Thank you to all that made comments and sent emails. I appreciate the feedback! It is an interesting subject to many of us and one that will continue to move to the forefront. The reality is that kids are brand savvy younger and younger. By choosing which website to visit or which toy or gadget makes the cut and is on their birthday wish list they are already influencing brands. And we should be prepared that because Gen Z is so comfortable with technology they will naturally continue to have more of an impact. Brands and marketers have been targeting kids via TV for years - why won't they target them in these spaces as well? Rather than deny this I challenge that we try to have a more responsible relationship with them - both for the sake of future generations and (let's be honest) also for the health of the brands we represent.
I have a Generation "Z" and a Generation "Y" child and I think you make too many assumptions yet. My 12 year old is no more ready to influence marketing then she is to decide whether to play with Webkinz or Club Penquin. My Generation Y is not as into the internet games as my Generation Z but I also must comment that although they may be savvy with the internet, in many ways they are both younger than generations before. They want to be kids and are not ready to make influential decisions yet. In fact, there have been many articles as to "why" Generation Y is afraid to grow up, and honestly, I see the same with Generation Z. With all the media around them, the big thing they need to learn is focus. They do multi-task well but many times projects suffer because they are not focused. Great thoughts on the article but too many assumptions--its too soon to tell.

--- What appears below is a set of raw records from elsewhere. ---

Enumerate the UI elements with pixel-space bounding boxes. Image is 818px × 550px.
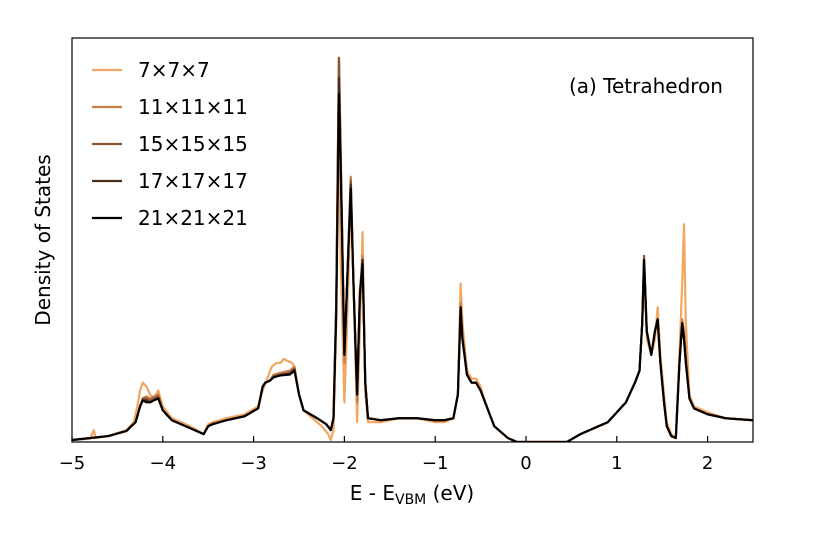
legend-label-3: 17×17×17 bbox=[138, 169, 248, 193]
x-tick-label: 1 bbox=[611, 453, 622, 474]
x-tick-label: −5 bbox=[59, 453, 86, 474]
x-tick-label: −3 bbox=[240, 453, 267, 474]
y-axis-label: Density of States bbox=[31, 154, 55, 325]
legend-label-1: 11×11×11 bbox=[138, 95, 248, 119]
x-axis-label-sub: VBM bbox=[395, 492, 426, 508]
legend-label-0: 7×7×7 bbox=[138, 58, 210, 82]
x-tick-label: −2 bbox=[331, 453, 358, 474]
plot-frame bbox=[71, 37, 754, 443]
x-tick-label: −4 bbox=[150, 453, 177, 474]
legend-label-2: 15×15×15 bbox=[138, 132, 248, 156]
legend: 7×7×7 11×11×11 15×15×15 17×17×17 21×21×21 bbox=[92, 58, 248, 230]
x-tick-label: 2 bbox=[702, 453, 713, 474]
x-tick-label: −1 bbox=[422, 453, 449, 474]
x-axis-label-main: E - E bbox=[350, 481, 395, 505]
series-layer bbox=[72, 56, 753, 442]
plot-annotation: (a) Tetrahedron bbox=[569, 74, 723, 98]
x-axis-label-unit: (eV) bbox=[426, 481, 474, 505]
x-ticks: −5 −4 −3 −2 −1 0 1 2 bbox=[59, 436, 713, 474]
series-line-4 bbox=[72, 92, 753, 442]
x-tick-label: 0 bbox=[520, 453, 531, 474]
x-axis-label: E - EVBM (eV) bbox=[350, 481, 474, 508]
legend-label-4: 21×21×21 bbox=[138, 206, 248, 230]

I think you are jumping the gun in identifying "Generation Z" as a marketing target. Arguably, the last of the Gen Xers were born in the early 1980s. Although there are not firm definitions, some consider the younger end of Gen Y to include those born in the early 2000s. In that case, "Gen Z" would be children who are 10 and under. I'm not ready to start marketing to this group just yet. Let's leave them alone for a few years and just let them be kids.
First time I hear the term generation Z.